Wednesday, October 29, 2008

Headache.

Politics make my head hurt. People spout ignorant bullshit unchecked, and there is nothing I can do.

I will not say I hate conservatives; I have many friends who are conservatives. However, I do hate their politics and their tactics. By their definition, I am a terrorist.

I want to close my eyes and ears and spin screaming around in a circle because that is all I can do, and I just want to make noise. I just want to be heard.

Wednesday, October 22, 2008

Spiral.

I want to write about beautiful things, but what do I do when there is nothing beautiful to write about?

At the end of each day I feel exhausted and defeated. Albus is the only thing keeping my life on an even keel right now.

One of my professors is insane. She jumps to conclusions, changes due dates, belittles me in front of the class when I try to ask a question or defend myself. By the end of class today I had a wad of my own hair in my hand that was nearly the width of a pencil. I twirled it around my fingers for the rest of the day, enjoying the texture of it.

Pain has become a good friend of mine. Nothing big, nothing self-destructive, but small, delicious agonies - burning my tongue on a stolen fry, near-scalding showers, chewing on my fingers a little too hard, gnawing the insides of my cheeks raw.
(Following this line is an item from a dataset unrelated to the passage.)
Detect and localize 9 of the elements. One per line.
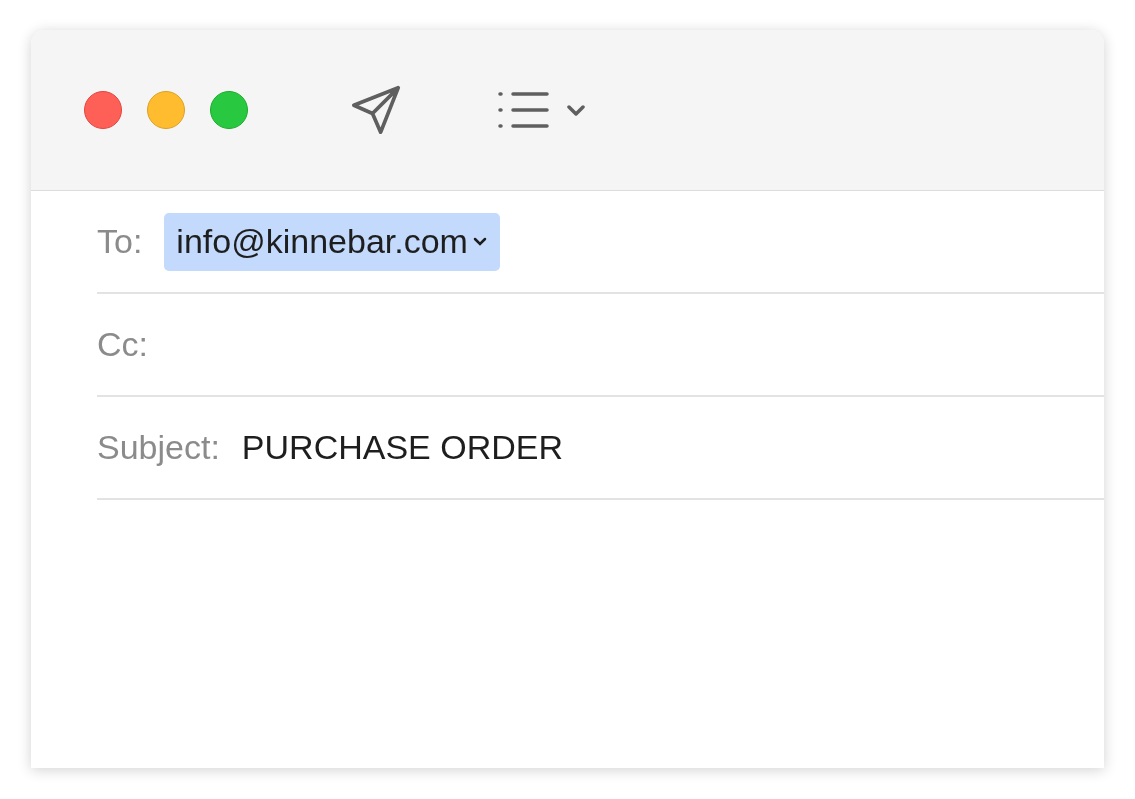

The pain keeps me a little more focused, a little more in control, or else I would certainly spiral. I never draw blood.

Wednesday, October 15, 2008

Evaluation.

I call my friends judgmental, attention whores, obnoxious, tardy. I also call them fun and crazy and a riot to be around and I wouldn't trade them for the world. I wonder which of these they will remember for longer?

Albus brings me my favorite yogurt and some oatmeal muffins, and some cranberry juice to ease the pain in my bladder. Without a doubt, he is perfect.

My brain has given up on absorbing any more information about isms or modern theatre, and expects me to wing it when asked to write essays. I think I will have to go with that strategy because I have no idea what else to do. My afternoon of study time was wasted yesterday when I waited for three hours in a doctor's waiting room only to be told that my allergies and my bladder confuse the doctors. They will have to experiment, do tests. I am abnormal in every way.

Monday, October 6, 2008

The apocalypse is nigh.

Zombies walk the streets, and but for a splash of green here and there, no one knows who or where they are. We are told to trust no one. It is quite difficult to stay casual on the street when anyone I meet could be out for my flesh, and the slightest odd behavior might immediately alert the hunting dead to my status as a food source. Even my practice of keeping my hand on the trigger of the Nerf six-shooter in my purse might arouse suspicion.

I have taken to surreptitiously eyeballing trees to figure out which ones I could climb easily in case of an attack. If I can make it out of the library without attracting the attention of the zombie girl sitting a dozen yards away, I will consider myself lucky.

This is the time of suspicion. Tomorrow, all hell breaks loose.

Thursday, October 2, 2008

Fear.

Albus threatens onstage, yells obscenities, writes disgusting letters, invades the private life of a girl I do not know, ransacks her house.

It is quite frightening.

I won't say that I can't tell the difference between Albus and his character. I know that the scary man onstage is Tony, not Albus, and I still trust Albus completely despite the fact that he is so very good at being frightening.

But I see a lot of Albus himself in this man. They are good things - chivalry, a worshipful attitude, the pursuit of the perfect romance - but at the same time it makes a small part of me wonder.

This is not affecting my relationship, only my mood. I've been thinking about this play all morning, and I can't even explain fully why it disturbed me so much.

Wednesday, October 1, 2008

Opposite day.

I feel like my life has been governed by opposites lately. I burned my arm on a fry basket after spending half an hour freezing in the walk-in fridge. I took a picture of a dead sparrow, but later that day, I saved a bee from drowning in a discarded cup of Sprite.

Last week it still felt like summer. Now it is 60 and breezy and overcast and I love it.

I hate being unproductive. I have so many things that I need and want to work on but have absolutely no motivation to do anything besides spend far too much time on the Internet.

Albus has a show opening tonight. This weekend I will revel in the joys of apple chips and a warm jacket.